According to the U.S. Bureau of Labor Statistics, Iowa’s seasonally adjusted manufacturing employment was down by fewer than 500 jobs, or 0.2%, compared to its pre-pandemic level. Job gains for the state’s nondurable goods producers, including food processors, were more than offset by losses for the state’s durable goods manufacturers, such as metal producers, the report showed.

For the overall nine-state region included in the survey, the index fell to 60.2, down from 65.2 in October.

Ernie Goss, director of Creighton University’s Economic Forecasting Group, said the survey results indicate that about half of supply chain managers expect disruptions to worsen in the coming months.

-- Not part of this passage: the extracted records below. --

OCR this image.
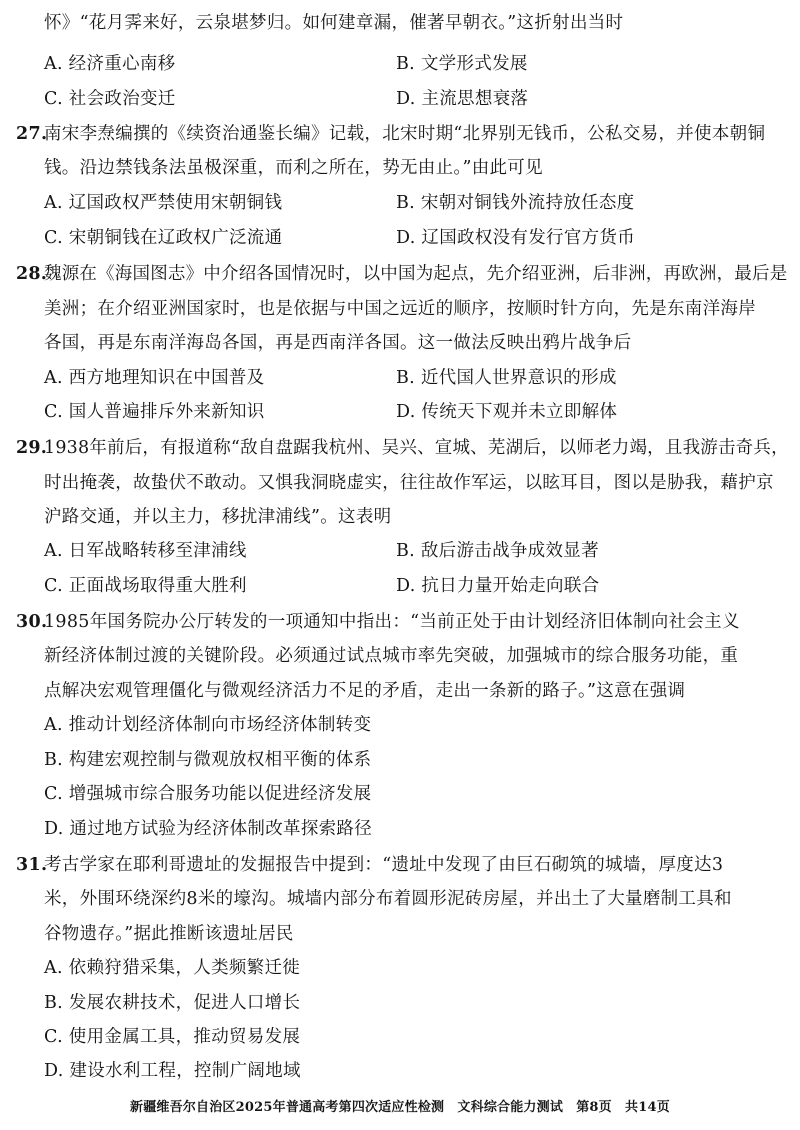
怀》“花月霁来好，云泉堪梦归。如何建章漏，催著早朝衣。”这折射出当时
A. 经济重心南移	B. 文学形式发展
C. 社会政治变迁	D. 主流思想衰落
27.南宋李焘编撰的《续资治通鉴长编》记载，北宋时期“北界别无钱币，公私交易，并使本朝铜
钱。沿边禁钱条法虽极深重，而利之所在，势无由止。”由此可见
A. 辽国政权严禁使用宋朝铜钱	B. 宋朝对铜钱外流持放任态度
C. 宋朝铜钱在辽政权广泛流通	D. 辽国政权没有发行官方货币
28.魏源在《海国图志》中介绍各国情况时，以中国为起点，先介绍亚洲，后非洲，再欧洲，最后是
美洲；在介绍亚洲国家时，也是依据与中国之远近的顺序，按顺时针方向，先是东南洋海岸
各国，再是东南洋海岛各国，再是西南洋各国。这一做法反映出鸦片战争后
A. 西方地理知识在中国普及	B. 近代国人世界意识的形成
C. 国人普遍排斥外来新知识	D. 传统天下观并未立即解体
29.1938年前后，有报道称“敌自盘踞我杭州、吴兴、宣城、芜湖后，以师老力竭，且我游击奇兵，
时出掩袭，故蛰伏不敢动。又惧我洞晓虚实，往往故作军运，以眩耳目，图以是胁我，藉护京
沪路交通，并以主力，移扰津浦线”。这表明
A. 日军战略转移至津浦线	B. 敌后游击战争成效显著
C. 正面战场取得重大胜利	D. 抗日力量开始走向联合
30.1985年国务院办公厅转发的一项通知中指出：“当前正处于由计划经济旧体制向社会主义
新经济体制过渡的关键阶段。必须通过试点城市率先突破，加强城市的综合服务功能，重
点解决宏观管理僵化与微观经济活力不足的矛盾，走出一条新的路子。”这意在强调
A. 推动计划经济体制向市场经济体制转变
B. 构建宏观控制与微观放权相平衡的体系
C. 增强城市综合服务功能以促进经济发展
D. 通过地方试验为经济体制改革探索路径
31.考古学家在耶利哥遗址的发掘报告中提到：“遗址中发现了由巨石砌筑的城墙，厚度达3
米，外围环绕深约8米的壕沟。城墙内部分布着圆形泥砖房屋，并出土了大量磨制工具和
谷物遗存。”据此推断该遗址居民
A. 依赖狩猎采集，人类频繁迁徙
B. 发展农耕技术，促进人口增长
C. 使用金属工具，推动贸易发展
D. 建设水利工程，控制广阔地域
新疆维吾尔自治区2025年普通高考第四次适应性检测　文科综合能力测试　第8页　共14页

“Creighton’s monthly survey results indicate the region is adding manufacturing activity at a positive pace, and that regional growth will remain solid. In terms of supply chain disruptions and bottlenecks, approximately one-half of supply managers expect delays to worsen with only one in four anticipating improvements,” he said.

Supply chain managers cited delays with trucking, air and rail as the greatest factors accounting for supply chain disruptions. A shortage of workers was also cited as a factor contributing to bottlenecks and delays, the report showed.

Despite concerns about continued disruptions the confidence index rose, but still remained weak. The index climbed to 46.2, up from 37 in October, its lowest level since the pandemic began.

According to the report, regional export numbers were positive for the month but delays at ports lowered the import index to  50.1, down from 57.9 in October.

The inventories index fell sharply in November, down to 52, a decline from 64.4 in October, and the wholesale inflation index declined to 92.9 down from 96.5 in October, indicating what Goss said was the “highest and most consistent inflationary pressures in more than a quarter of a century doing the survey.”

“According to the U.S. Bureau of Labor Statistics, commodity prices are up approximately 22.6% over the last 12 months with fuels expanding by 57.5%, farm products advancing by 18.5%, and metal products soaring by 45.5%,” Goss said.